Famous for downing 100 cocktails shrimps (with sauce) in under six minutes, Zach varies his sounds with different textured foods. Raw honeycomb is popular as it’s both crunchy and squishy, while aloe vera leaves are squelchy and mozzarella sticks are squeaky. Visually speaking, anything stretchy or gloopy is popular, with noodles being a firm favourite. An emblematic image from the mukbang phenomenon involves the YouTuber gazing wide eyed at the camera while noodles cascade from their mouth.
Adding another dimension to the mukbang craze are the edible optical illusions crew, who cram fondant shoes and cookie phones into their mouths. One such YouTuber is HunniBee ASMR, 25, who has amassed 4.33 million fans by crunching into candy champagne bottles and gummy pencils.
HunniBee, real name Naomi MacRae, plays upon the East Asian aesthetic, with lots of miniature confectionary, colour-themed mukbangs and anime motifs.
Her softly spoken videos are credited with helping viewers unwind during times of stress, which is especially important amid a pandemic, with one fan writing: ‘You literally make me relax when I’m stressed people with anxiety or stress or not feeling well! Thank you for making these videos’.

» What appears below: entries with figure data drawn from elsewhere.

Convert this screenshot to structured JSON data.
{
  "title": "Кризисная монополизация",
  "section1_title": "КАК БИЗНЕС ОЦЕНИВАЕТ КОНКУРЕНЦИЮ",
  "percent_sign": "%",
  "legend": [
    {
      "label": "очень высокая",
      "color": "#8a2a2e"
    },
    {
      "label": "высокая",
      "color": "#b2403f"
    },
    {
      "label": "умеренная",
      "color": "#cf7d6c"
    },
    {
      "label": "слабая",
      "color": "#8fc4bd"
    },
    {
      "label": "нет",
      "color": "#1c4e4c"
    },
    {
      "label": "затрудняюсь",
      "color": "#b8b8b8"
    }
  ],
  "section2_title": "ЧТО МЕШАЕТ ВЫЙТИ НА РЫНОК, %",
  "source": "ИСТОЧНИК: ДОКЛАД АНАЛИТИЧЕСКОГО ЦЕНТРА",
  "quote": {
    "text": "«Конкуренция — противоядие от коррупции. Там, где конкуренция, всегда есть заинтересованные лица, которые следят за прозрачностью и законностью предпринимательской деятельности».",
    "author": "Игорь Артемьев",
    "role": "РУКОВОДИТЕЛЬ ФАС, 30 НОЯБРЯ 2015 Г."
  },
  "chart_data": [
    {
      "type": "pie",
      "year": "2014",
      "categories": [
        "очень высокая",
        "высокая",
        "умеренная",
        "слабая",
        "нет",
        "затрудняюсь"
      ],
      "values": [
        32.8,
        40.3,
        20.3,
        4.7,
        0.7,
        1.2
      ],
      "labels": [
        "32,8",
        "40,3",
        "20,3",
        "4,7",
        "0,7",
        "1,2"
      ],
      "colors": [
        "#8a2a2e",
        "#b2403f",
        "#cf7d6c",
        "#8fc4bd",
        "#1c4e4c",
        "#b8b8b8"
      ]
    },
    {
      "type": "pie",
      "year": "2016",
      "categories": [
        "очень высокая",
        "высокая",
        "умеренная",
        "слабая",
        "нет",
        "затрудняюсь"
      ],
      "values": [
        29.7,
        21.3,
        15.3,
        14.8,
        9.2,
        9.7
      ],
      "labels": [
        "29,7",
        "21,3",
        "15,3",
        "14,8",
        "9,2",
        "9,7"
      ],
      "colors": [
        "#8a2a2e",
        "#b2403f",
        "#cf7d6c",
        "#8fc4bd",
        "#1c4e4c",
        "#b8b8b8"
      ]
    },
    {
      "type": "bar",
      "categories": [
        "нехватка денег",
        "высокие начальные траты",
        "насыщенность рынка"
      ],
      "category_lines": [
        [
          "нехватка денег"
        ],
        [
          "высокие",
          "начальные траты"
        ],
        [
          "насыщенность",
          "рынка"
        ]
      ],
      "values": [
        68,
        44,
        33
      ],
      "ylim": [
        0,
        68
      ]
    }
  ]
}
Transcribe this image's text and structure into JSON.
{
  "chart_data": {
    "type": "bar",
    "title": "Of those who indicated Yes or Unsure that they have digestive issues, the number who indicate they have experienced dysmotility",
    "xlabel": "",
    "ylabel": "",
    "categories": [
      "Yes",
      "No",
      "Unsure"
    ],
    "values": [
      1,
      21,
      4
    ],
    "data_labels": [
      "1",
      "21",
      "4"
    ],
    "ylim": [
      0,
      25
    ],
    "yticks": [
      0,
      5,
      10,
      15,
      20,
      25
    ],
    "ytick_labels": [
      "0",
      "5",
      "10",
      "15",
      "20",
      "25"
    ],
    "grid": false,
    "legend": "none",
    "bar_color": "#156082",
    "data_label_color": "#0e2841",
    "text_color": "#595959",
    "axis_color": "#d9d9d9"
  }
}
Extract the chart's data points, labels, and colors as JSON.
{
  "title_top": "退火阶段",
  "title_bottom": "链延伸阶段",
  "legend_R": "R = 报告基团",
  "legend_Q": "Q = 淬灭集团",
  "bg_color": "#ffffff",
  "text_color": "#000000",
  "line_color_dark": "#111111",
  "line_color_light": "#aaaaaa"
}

While female mukbangers dominate the Western genre, the most infamous male mukbanger remains Nikocado Avocado. This American mukbanger’s videos combine gorging with emotional diatribes, which his 1.99 million subscribers lap up.
Nik, 28, turned to mukbanging after quitting veganism three years ago. Coming from a mostly raw plant-based diet, Nik, real name Nicholas Perry, now crams in Big Macs, KFC and anything covered with cheese, including five pounds of mozzarella balls.
Nik’s channel relies upon drama, and is littered with revelations about his marriage, crying fits and manic outbursts involving head shaving and smashing things.
All those antics offer a welcome distraction from apocalyptic news headlines, plunging the viewers into his frenzied world where all outside concerns disappear for the duration of his repast. The comment section reflects this with statements like: ‘It’s like a low budget version of Real Housewives and it’s even more hilarious.’
The phenomenon of the mukbang has always relied on vicarious enjoyment and forbidden thrills, with the use of ASMR sounds and visuals allowing views to transport themselves into the eater’s shoes and escape their own reality, where meals are reasonably sized, economically conscious, and come with all the pressures of body image and physical health.
In the midst of a pandemic, when we’re restricted to our own homes and confronted by harsh realities of physical health, limited budgets, and difficulty accessing all the foodie wonders we desire, diving into the online world of mukbang becomes all the more appealing.
Mukbangers rebel against the culture of shame that surrounds eating and allows an escape from the real-world effects of eating massive amounts of unhealthy food, while concurrently pulling up a chair at a virtual dinner table for people who may be craving human connection.
While motivations for watching provide plenty of food for thought, on the other side of the camera, mukbangers are living the dream.
‘I get paid to eat,’ says Bloveslife. ‘I get paid to do and try things I never dreamed I would do. I couldn’t be more blessed.’